The Ramayana talks of three women.
Tadaka she was killed by Rama
Ahalya was supposed to have been redeemed by Rama
Sita the spouse.
Somewhere these women are not given their due. No matter what symbolization or explanation we give it is only a document of power play and oppression.
Assuming that Ramayana is a document of the agrarian cowbelt cult.
The forest dweller Tadaka would not abide by its rule. The agrarian cowbelter is not equipped to deal with aggressive Matsya Nyaya of the jungle. The jungle dwellers would not be able to accept the rituals performed by this population where flora and fauna of the jungle gets sacrificed. How does one condone the destruction of a life style, a school or thought and a different bonding with nature? With Hitler we pronounced it excess.
Ahalya in the agrarian perception becomes A-hal-ya the unploughable then what? A land that is of no use to the farmer, was that why Gautama did not tend to her? An uncared for land either goes wild, or gets tended too by anyone who feels the need for it. Land responds to it. So where is the question of Shaap vimochana unless the Agrarian prince rendered the untillable land till-able. It would be interesting to know how.
Finally Sita the spouse the daughter of Vasuda(yes, the queen of Mithala was a woman called Vasuda) we could symbolically call the earth, progenitor Janaka who found Sita when he tilled the land. An epitome of agriculture achievement.
Of course the philosophers and people who have deified Rama would talk of divinity. Probably despite Rama being called the Manava avatar of Vishnu, they find that he would not have the fallibility of human mind, nor its biologic needs. So the three women are raised from terra firma and elevated to the mind.
Now Tadaka becomes the unruly mind that has to be tamed.
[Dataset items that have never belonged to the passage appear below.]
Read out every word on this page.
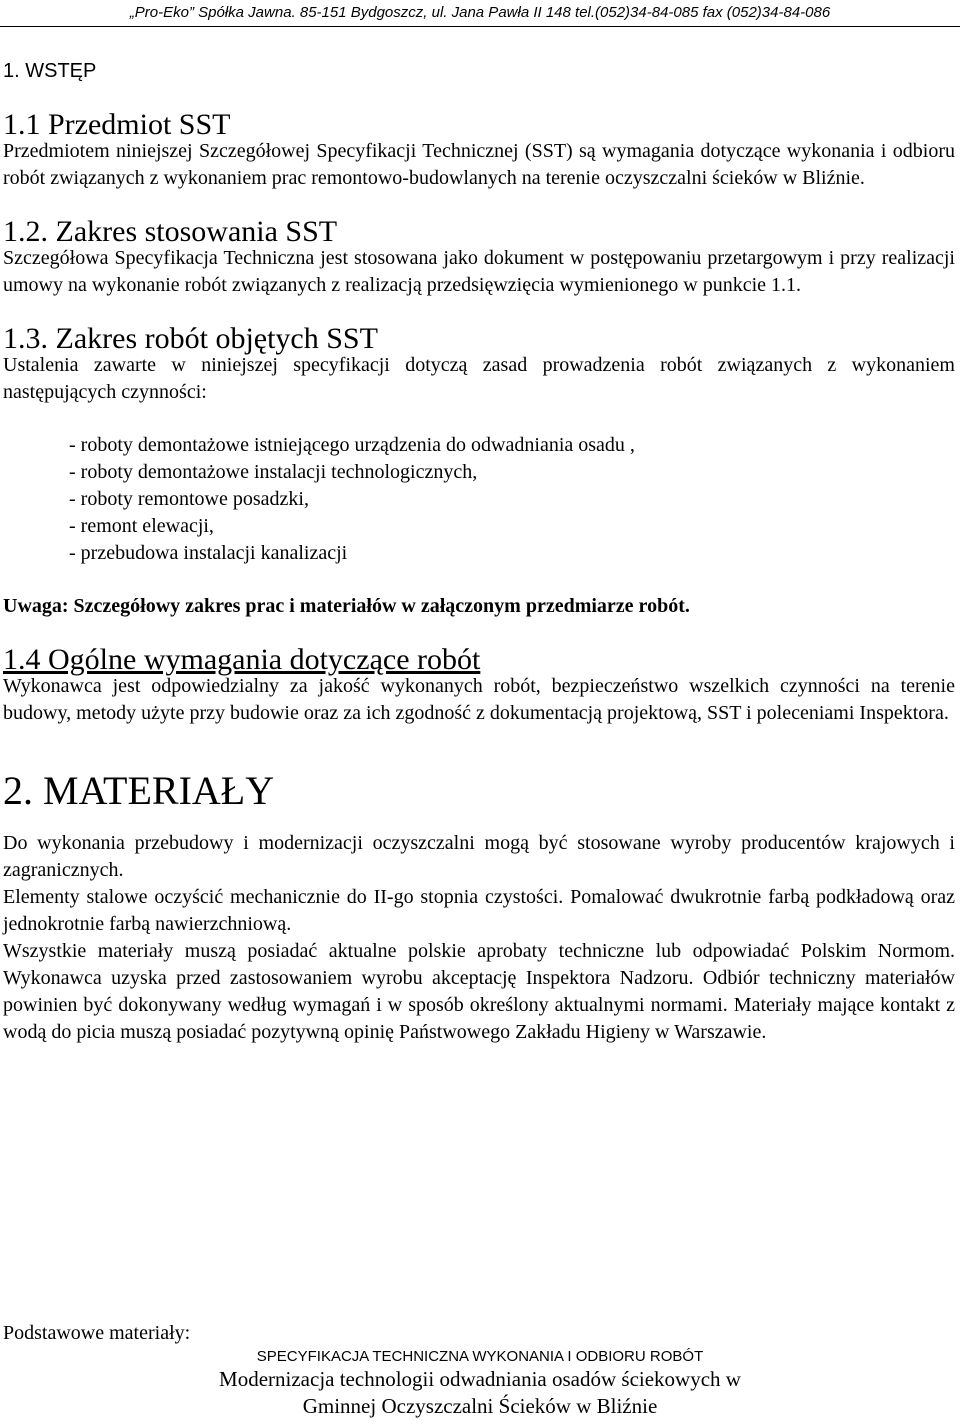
„Pro-Eko” Spółka Jawna. 85-151 Bydgoszcz, ul. Jana Pawła II 148 tel.(052)34-84-085 fax (052)34-84-086
1. WSTĘP
1.1 Przedmiot SST

Przedmiotem niniejszej Szczegółowej Specyfikacji Technicznej (SST) są wymagania dotyczące wykonania i odbioru robót związanych z wykonaniem prac remontowo-budowlanych na terenie oczyszczalni ścieków w Bliźnie.

1.2. Zakres stosowania SST

Szczegółowa Specyfikacja Techniczna jest stosowana jako dokument w postępowaniu przetargowym i przy realizacji umowy na wykonanie robót związanych z realizacją przedsięwzięcia wymienionego w punkcie 1.1.

1.3. Zakres robót objętych SST

Ustalenia zawarte w niniejszej specyfikacji dotyczą zasad prowadzenia robót związanych z wykonaniem następujących czynności:

- roboty demontażowe istniejącego urządzenia do odwadniania osadu ,
- roboty demontażowe instalacji technologicznych,
- roboty remontowe posadzki,
- remont elewacji,
- przebudowa instalacji kanalizacji

Uwaga: Szczegółowy zakres prac i materiałów w załączonym przedmiarze robót.

1.4 Ogólne wymagania dotyczące robót

Wykonawca jest odpowiedzialny za jakość wykonanych robót, bezpieczeństwo wszelkich czynności na terenie budowy, metody użyte przy budowie oraz za ich zgodność z dokumentacją projektową, SST i poleceniami Inspektora.

2. MATERIAŁY

Do wykonania przebudowy i modernizacji oczyszczalni mogą być stosowane wyroby producentów krajowych i zagranicznych.

Elementy stalowe oczyścić mechanicznie do II-go stopnia czystości. Pomalować dwukrotnie farbą podkładową oraz jednokrotnie farbą nawierzchniową.

Wszystkie materiały muszą posiadać aktualne polskie aprobaty techniczne lub odpowiadać Polskim Normom. Wykonawca uzyska przed zastosowaniem wyrobu akceptację Inspektora Nadzoru. Odbiór techniczny materiałów powinien być dokonywany według wymagań i w sposób określony aktualnymi normami. Materiały mające kontakt z wodą do picia muszą posiadać pozytywną opinię Państwowego Zakładu Higieny w Warszawie.

Podstawowe materiały:
SPECYFIKACJA TECHNICZNA WYKONANIA I ODBIORU ROBÓT
Modernizacja technologii odwadniania osadów ściekowych w
Gminnej Oczyszczalni Ścieków w Bliźnie
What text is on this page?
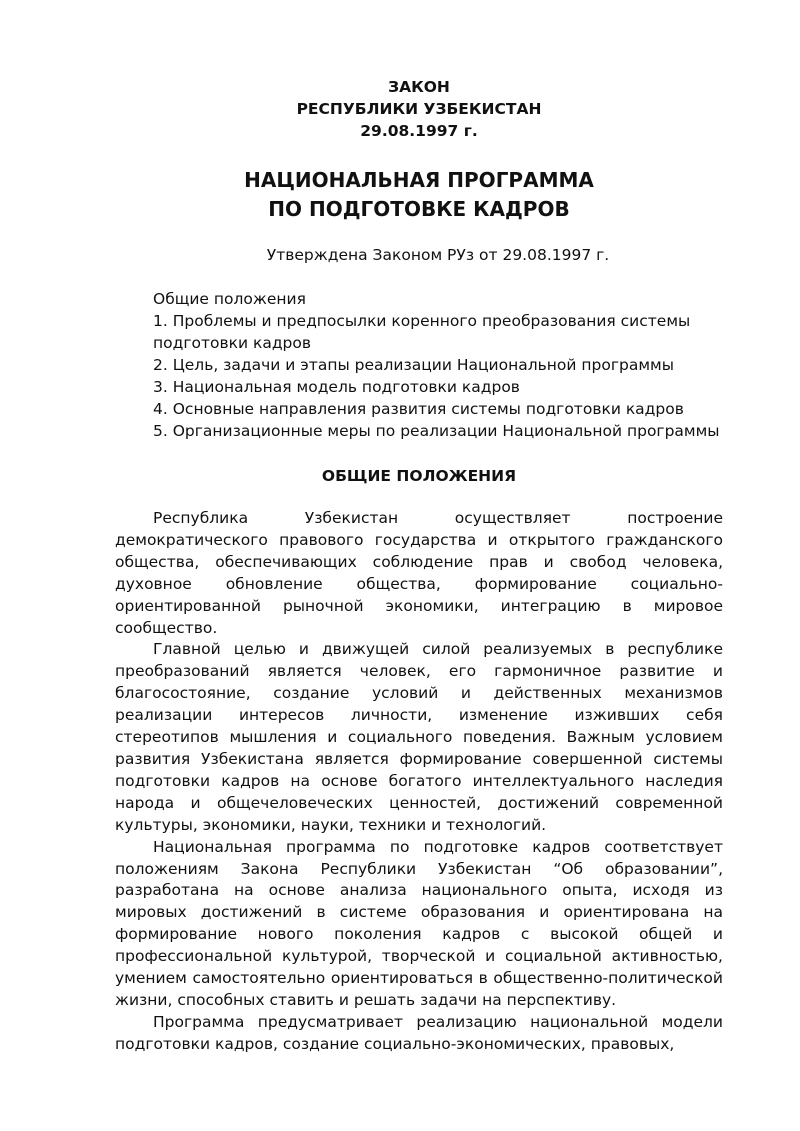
ЗАКОН
РЕСПУБЛИКИ УЗБЕКИСТАН
29.08.1997 г.
НАЦИОНАЛЬНАЯ ПРОГРАММА
ПО ПОДГОТОВКЕ КАДРОВ
Утверждена Законом РУз от 29.08.1997 г.
Общие положения
1. Проблемы и предпосылки коренного преобразования системы подготовки кадров
2. Цель, задачи и этапы реализации Национальной программы
3. Национальная модель подготовки кадров
4. Основные направления развития системы подготовки кадров
5. Организационные меры по реализации Национальной программы
ОБЩИЕ ПОЛОЖЕНИЯ

Республика Узбекистан осуществляет построение демократического правового государства и открытого гражданского общества, обеспечивающих соблюдение прав и свобод человека, духовное обновление общества, формирование социально-ориентированной рыночной экономики, интеграцию в мировое сообщество.

Главной целью и движущей силой реализуемых в республике преобразований является человек, его гармоничное развитие и благосостояние, создание условий и действенных механизмов реализации интересов личности, изменение изживших себя стереотипов мышления и социального поведения. Важным условием развития Узбекистана является формирование совершенной системы подготовки кадров на основе богатого интеллектуального наследия народа и общечеловеческих ценностей, достижений современной культуры, экономики, науки, техники и технологий.

Национальная программа по подготовке кадров соответствует положениям Закона Республики Узбекистан “Об образовании”, разработана на основе анализа национального опыта, исходя из мировых достижений в системе образования и ориентирована на формирование нового поколения кадров с высокой общей и профессиональной культурой, творческой и социальной активностью, умением самостоятельно ориентироваться в общественно-политической жизни, способных ставить и решать задачи на перспективу.

Программа предусматривает реализацию национальной модели подготовки кадров, создание социально-экономических, правовых,
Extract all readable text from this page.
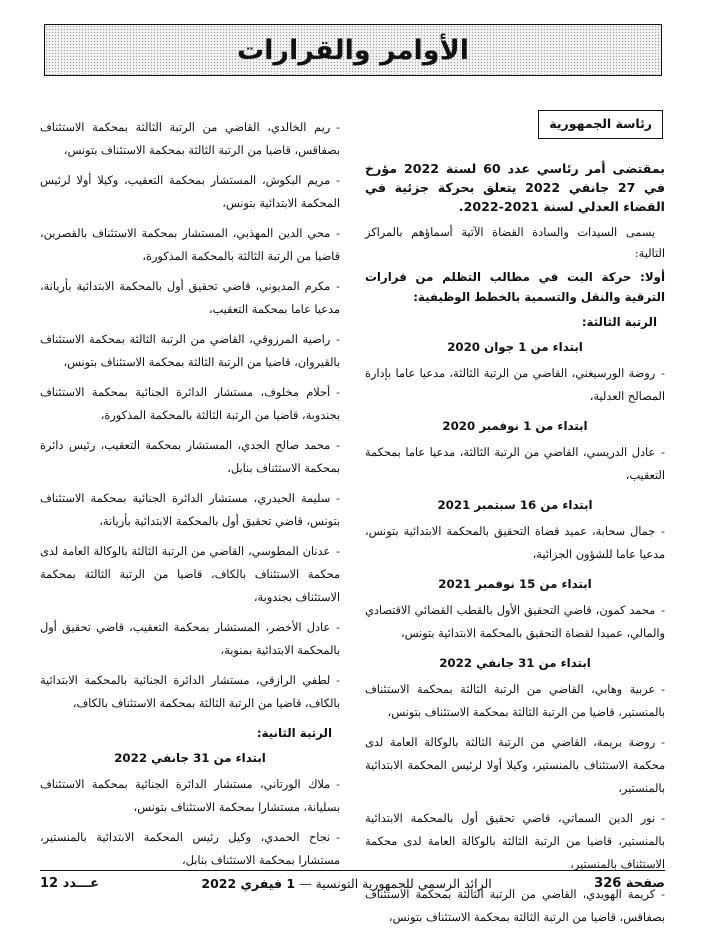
الأوامر والقرارات
رئاسة الجمهورية

بمقتضى أمر رئاسي عدد 60 لسنة 2022 مؤرخ في 27 جانفي 2022 يتعلق بحركة جزئية في القضاء العدلي لسنة 2021-2022.

يسمى السيدات والسادة القضاة الآتية أسماؤهم بالمراكز التالية:

أولا: حركة البت في مطالب التظلم من قرارات الترقية والنقل والتسمية بالخطط الوظيفية:

الرتبة الثالثة:

ابتداء من 1 جوان 2020

-روضة الورسيغني، القاضي من الرتبة الثالثة، مدعيا عاما بإدارة المصالح العدلية،

ابتداء من 1 نوفمبر 2020

-عادل الدريسي، القاضي من الرتبة الثالثة، مدعيا عاما بمحكمة التعقيب،

ابتداء من 16 سبتمبر 2021

-جمال سحابة، عميد قضاة التحقيق بالمحكمة الابتدائية بتونس، مدعيا عاما للشؤون الجزائية،

ابتداء من 15 نوفمبر 2021

-محمد كمون، قاضي التحقيق الأول بالقطب القضائي الاقتصادي والمالي، عميدا لقضاة التحقيق بالمحكمة الابتدائية بتونس،

ابتداء من 31 جانفي 2022

-عربية وهابي، القاضي من الرتبة الثالثة بمحكمة الاستئناف بالمنستير، قاضيا من الرتبة الثالثة بمحكمة الاستئناف بتونس،

-روضة بريمة، القاضي من الرتبة الثالثة بالوكالة العامة لدى محكمة الاستئناف بالمنستير، وكيلا أولا لرئيس المحكمة الابتدائية بالمنستير،

-نور الدين السماتي، قاضي تحقيق أول بالمحكمة الابتدائية بالمنستير، قاضيا من الرتبة الثالثة بالوكالة العامة لدى محكمة الاستئناف بالمنستير،

-كريمة الهويدي، القاضي من الرتبة الثالثة بمحكمة الاستئناف بصفاقس، قاضيا من الرتبة الثالثة بمحكمة الاستئناف بتونس،

-ريم الخالدي، القاضي من الرتبة الثالثة بمحكمة الاستئناف بصفاقس، قاضيا من الرتبة الثالثة بمحكمة الاستئناف بتونس،

-مريم البكوش، المستشار بمحكمة التعقيب، وكيلا أولا لرئيس المحكمة الابتدائية بتونس،

-محي الدين المهذبي، المستشار بمحكمة الاستئناف بالقصرين، قاضيا من الرتبة الثالثة بالمحكمة المذكورة،

-مكرم المديوني، قاضي تحقيق أول بالمحكمة الابتدائية بأريانة، مدعيا عاما بمحكمة التعقيب،

-راضية المرزوقي، القاضي من الرتبة الثالثة بمحكمة الاستئناف بالقيروان، قاضيا من الرتبة الثالثة بمحكمة الاستئناف بتونس،

-أحلام مخلوف، مستشار الدائرة الجنائية بمحكمة الاستئناف بجندوبة، قاضيا من الرتبة الثالثة بالمحكمة المذكورة،

-محمد صالح الجدي، المستشار بمحكمة التعقيب، رئيس دائرة بمحكمة الاستئناف بنابل،

-سليمة الحيدري، مستشار الدائرة الجنائية بمحكمة الاستئناف بتونس، قاضي تحقيق أول بالمحكمة الابتدائية بأريانة،

-عدنان المطوسي، القاضي من الرتبة الثالثة بالوكالة العامة لدى محكمة الاستئناف بالكاف، قاضيا من الرتبة الثالثة بمحكمة الاستئناف بجندوبة،

-عادل الأخضر، المستشار بمحكمة التعقيب، قاضي تحقيق أول بالمحكمة الابتدائية بمنوبة،

-لطفي الرازقي، مستشار الدائرة الجنائية بالمحكمة الابتدائية بالكاف، قاضيا من الرتبة الثالثة بمحكمة الاستئناف بالكاف،

الرتبة الثانية:

ابتداء من 31 جانفي 2022

-ملاك الورتاني، مستشار الدائرة الجنائية بمحكمة الاستئناف بسليانة، مستشارا بمحكمة الاستئناف بتونس،

-نجاح الحمدي، وكيل رئيس المحكمة الابتدائية بالمنستير، مستشارا بمحكمة الاستئناف بنابل،

صفحة 326
الرائد الرسمي للجمهورية التونسية — 1 فيفري 2022
عـــدد 12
Ahalya the roving mind that has to be punished and Sita the sublime domesticated mind.!
But have we ever considered that .. The bow is the symbol of poise and balance, was it not an act of excessiveness when Rama broke it. The bow belonged to Shiva the supreme ascetic and personification of detachment does it mean Rama under the influence of Vishwamitra becomes less detached? Or finds earthly bonding like a wife in Sita? Again an attachment to land and want emerged from it?.

3 Replies to “Sita-Ahalya-Tadaka”

  1. Interesting trilogy of thoughts. I would recommend you Ramayana, the game of life by Shubha Vilas.
    In his book, he explains that Shiva’s bow needed to be broken, since it was causing imbalance and unrest in Mithila by its aura and weight.

    P.S – If you don’t mind, I think you can add images in each post for an added glow. I am learning by trial and error too. Please don’t mind!